The description of the general distribution is a little more complicated, here it is: If $r/s \in (p-q,1)$ is a rational number in reduced form, with positive denominator, let $f(z) = pz^{2s} - z^{s+r} + q$. This is a polynomial of degree $2s$, so it has $2s$ complex zeros $z_0, \ldots, z_{2s-1}$. The paper shows that $s+r$ of the roots are in the closed unit disk, among those always $z=1$, and in the case that $s+r$ is even also $z = -1$, so we can assume $z_0=1$, $|z_i| \le 1$ for $1 \le i \le s+r-1$, and $|z_i|>1$ for $s+r \le i \le 2s-1$. If $s+r$ is even, we additionally assume that $z_1 = -1$. With this setup, the results are

  1. $\mathbb{P}(Y' \le r/s) = \prod\limits_{i=r+s}^{2s-1} (1-z_i^{-1})$;
  2. $\mathbb{P}(Y' = r/s) = \prod\limits_{i=r+s}^{2s-1} (1-z_i^{-1}) + p \prod\limits_{i=r+s}^{2s-1} (1-z_i)$

From (6) with $r=1$ and $s$ large, one should be able to get something about your third question, but I have not tried to see whether this is easy or hard.


I'm not sure all the terms you might want to search under, but I would include "random walk", since $P(Y\ge \frac{1}{2}+\epsilon)$ is just the probability of falling off the proverbial bridge if it is infinitely wide to the left and getting wider to the right along a diagonal with slope controlled by $\epsilon$.


Here is a picture of the distribution of $Y$ on $(\frac 12; 1)$ (I am not showing the top half which is just a vertical segment at $Y=1$)

enter image description here

This plot was made with all the fractions of denominator up to $200$. For $r = p/q$, there are $n=q-p$ roots to find, which you can apparently get with Newton's method starting at the $\exp((-1+2ik \pi)/n)$ for $k=0 \ldots n-1$. That everything lines up properly likes this should be evidence that this heuristic works.

Using the data from all those points gives $0.77 \le E[Y] \le 0.85$ (the gap corresponds to the missing probability mass, I realize now I could be a lot more precise here).
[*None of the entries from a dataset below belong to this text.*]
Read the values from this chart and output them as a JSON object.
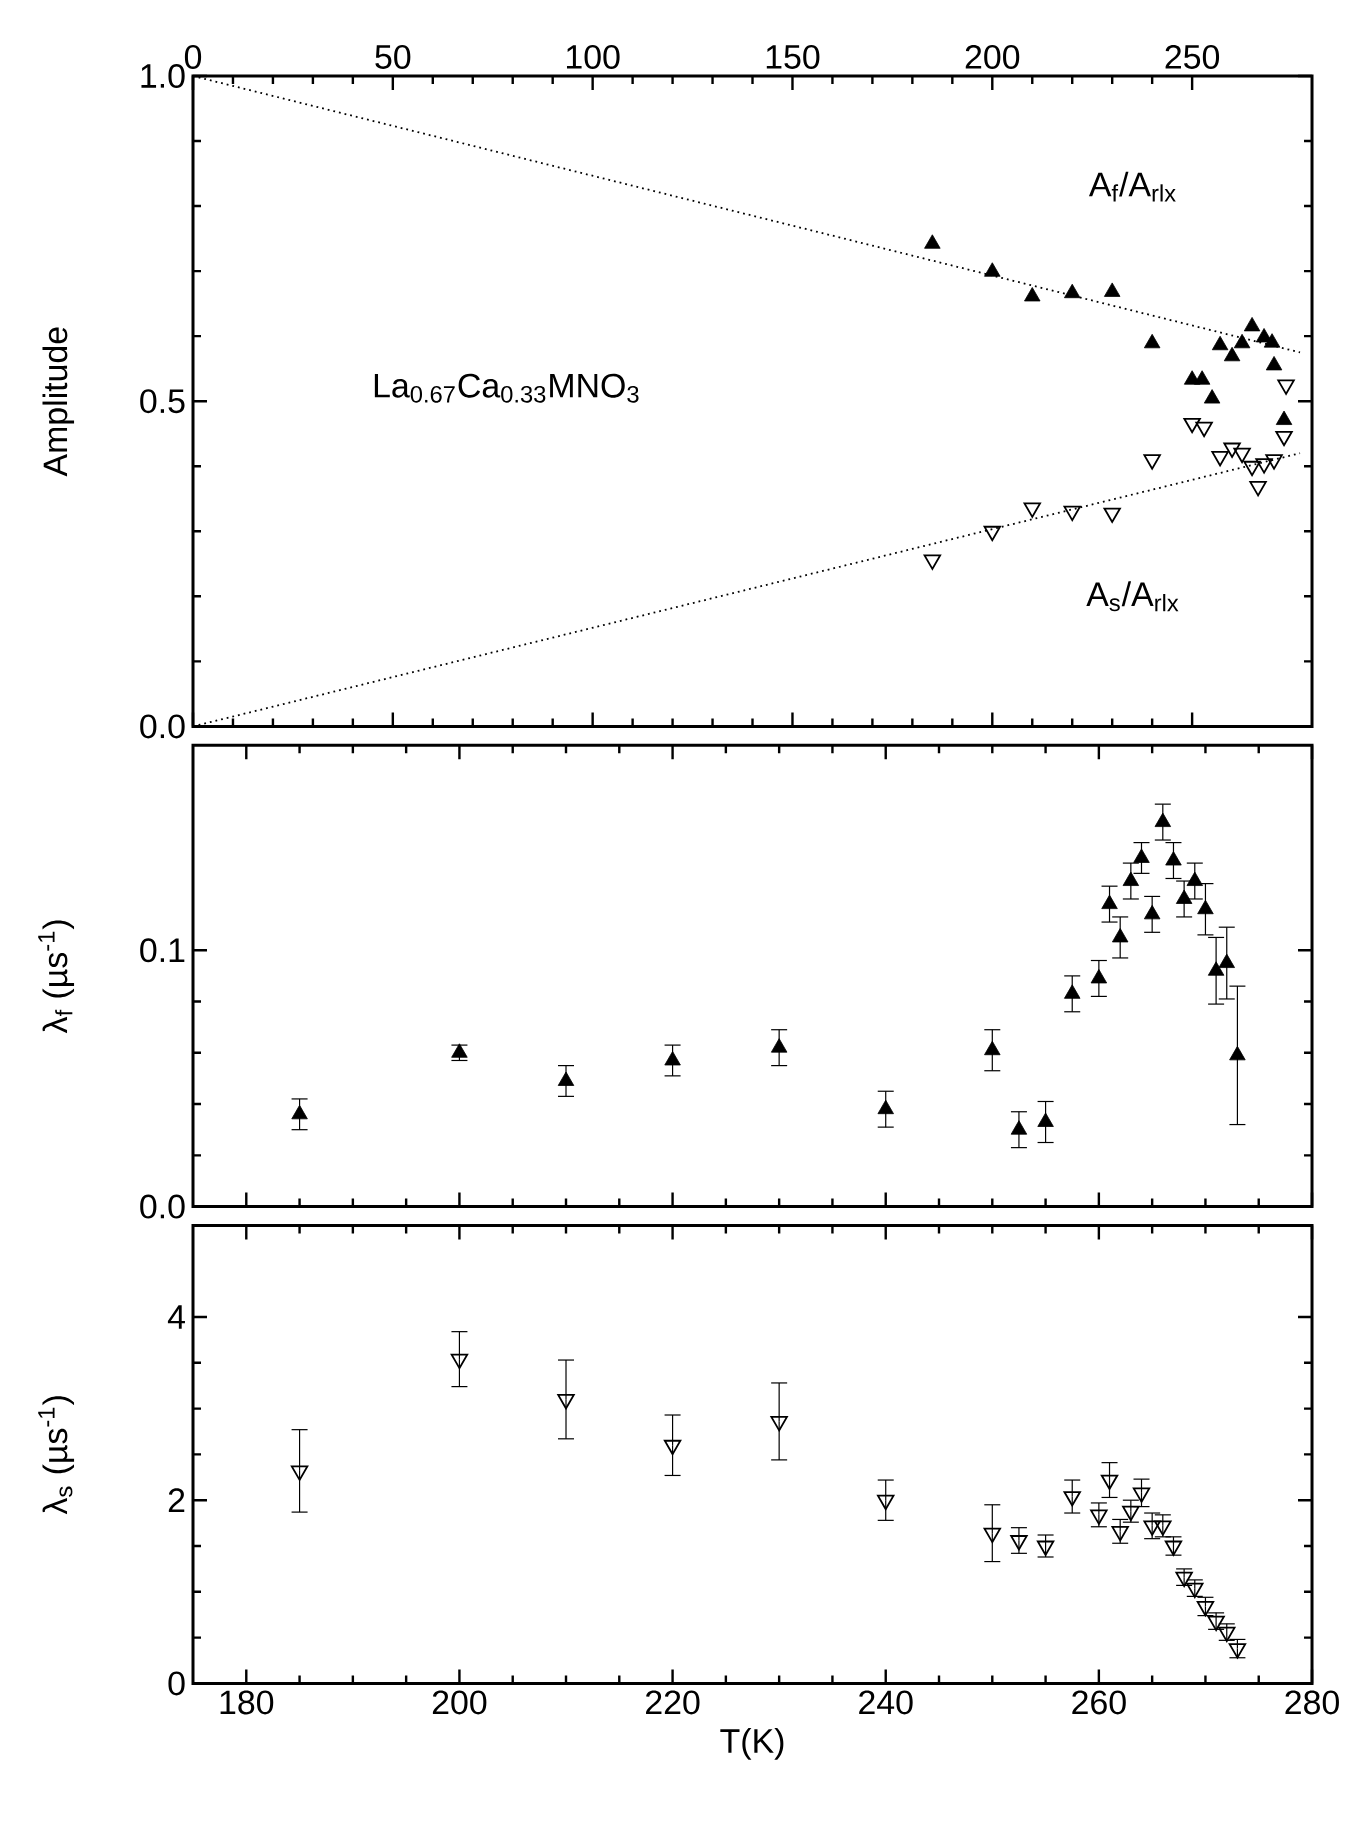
{
  "chart_data": [
    {
      "type": "scatter",
      "ylabel": "Amplitude",
      "xlim": [
        0,
        280
      ],
      "xticks": [
        0,
        50,
        100,
        150,
        200,
        250
      ],
      "ylim": [
        0,
        1
      ],
      "yticks": [
        {
          "value": 0,
          "label": "0.0"
        },
        {
          "value": 0.5,
          "label": "0.5"
        },
        {
          "value": 1,
          "label": "1.0"
        }
      ],
      "annotations": [
        "La$_{0.67}$Ca$_{0.33}$MNO$_{3}$"
      ],
      "series": [
        {
          "name": "A$_{f}$/A$_{rlx}$",
          "color": "#000000",
          "marker": "triangle",
          "x": [
            185,
            200,
            210,
            220,
            230,
            240,
            250,
            252.5,
            255,
            257,
            260,
            262.5,
            265,
            268,
            270,
            270.5,
            273
          ],
          "values": [
            0.742,
            0.699,
            0.661,
            0.666,
            0.668,
            0.589,
            0.533,
            0.533,
            0.504,
            0.586,
            0.569,
            0.589,
            0.615,
            0.598,
            0.59,
            0.555,
            0.471
          ]
        },
        {
          "name": "A$_{s}$/A$_{rlx}$",
          "color": "#000000",
          "marker": "triangle_down_open",
          "x": [
            185,
            200,
            210,
            220,
            230,
            240,
            250,
            253,
            257,
            260,
            262.5,
            265,
            266.5,
            268,
            270.5,
            273,
            273.5
          ],
          "values": [
            0.256,
            0.3,
            0.336,
            0.331,
            0.328,
            0.41,
            0.466,
            0.46,
            0.415,
            0.428,
            0.42,
            0.4,
            0.369,
            0.404,
            0.41,
            0.446,
            0.525
          ]
        },
        {
          "type": "line",
          "color": "#000000",
          "marker": "none",
          "line_style": "dotted",
          "x": [
            0,
            277
          ],
          "values": [
            1.0,
            0.575
          ]
        },
        {
          "type": "line",
          "color": "#000000",
          "marker": "none",
          "line_style": "dotted",
          "x": [
            0,
            277
          ],
          "values": [
            0,
            0.42
          ]
        }
      ]
    },
    {
      "type": "scatter",
      "ylabel": "λ$_{f}$ (µs$^{-1}$)",
      "xlim": [
        175,
        280
      ],
      "xticks": [
        180,
        200,
        220,
        240,
        260,
        280
      ],
      "tick_labels": "y",
      "ylim": [
        0,
        0.18
      ],
      "yticks": [
        {
          "value": 0,
          "label": "0.0"
        },
        {
          "value": 0.1,
          "label": "0.1"
        }
      ],
      "color": "#000000",
      "marker": "triangle",
      "x": [
        185,
        200,
        210,
        220,
        230,
        240,
        250,
        252.5,
        255,
        257.5,
        260,
        261,
        262,
        263,
        264,
        265,
        266,
        267,
        268,
        269,
        270,
        271,
        272,
        273
      ],
      "values": [
        0.036,
        0.06,
        0.049,
        0.057,
        0.062,
        0.038,
        0.061,
        0.03,
        0.033,
        0.083,
        0.089,
        0.118,
        0.105,
        0.127,
        0.136,
        0.114,
        0.15,
        0.135,
        0.12,
        0.127,
        0.116,
        0.092,
        0.095,
        0.059
      ],
      "errors": [
        0.006,
        0.003,
        0.006,
        0.006,
        0.007,
        0.007,
        0.008,
        0.007,
        0.008,
        0.007,
        0.007,
        0.007,
        0.008,
        0.007,
        0.006,
        0.007,
        0.007,
        0.007,
        0.007,
        0.007,
        0.01,
        0.013,
        0.014,
        0.027
      ]
    },
    {
      "type": "scatter",
      "ylabel": "λ$_{s}$ (µs$^{-1}$)",
      "xlabel": "T(K)",
      "xlim": [
        175,
        280
      ],
      "xticks": [
        180,
        200,
        220,
        240,
        260,
        280
      ],
      "ylim": [
        0,
        5
      ],
      "yticks": [
        0,
        2,
        4
      ],
      "color": "#000000",
      "marker": "triangle_down_open",
      "x": [
        185,
        200,
        210,
        220,
        230,
        240,
        250,
        252.5,
        255,
        257.5,
        260,
        261,
        262,
        263,
        264,
        265,
        266,
        267,
        268,
        269,
        270,
        271,
        272,
        273
      ],
      "values": [
        2.32,
        3.54,
        3.1,
        2.6,
        2.86,
        2.0,
        1.64,
        1.56,
        1.5,
        2.04,
        1.84,
        2.22,
        1.66,
        1.88,
        2.08,
        1.72,
        1.72,
        1.5,
        1.16,
        1.04,
        0.84,
        0.68,
        0.56,
        0.38
      ],
      "errors": [
        0.45,
        0.3,
        0.43,
        0.33,
        0.42,
        0.22,
        0.31,
        0.14,
        0.12,
        0.18,
        0.13,
        0.19,
        0.13,
        0.12,
        0.15,
        0.14,
        0.12,
        0.1,
        0.09,
        0.09,
        0.1,
        0.09,
        0.09,
        0.1
      ]
    }
  ]
}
I think we can prove, looking at $r = 1- \frac 1n$ and the behaviour of the only small root $x_n$ of $1-2x+x^n$, that there is a horizontal tangent at $(1,\frac 12)$ (in fact it should converge exponentially to $\frac 12$).

To study the behaviour at $Y \approx \frac 12$, one would need to study the roots of $1 - 2x^n + x^{2n+1}$, which seems a bit harder .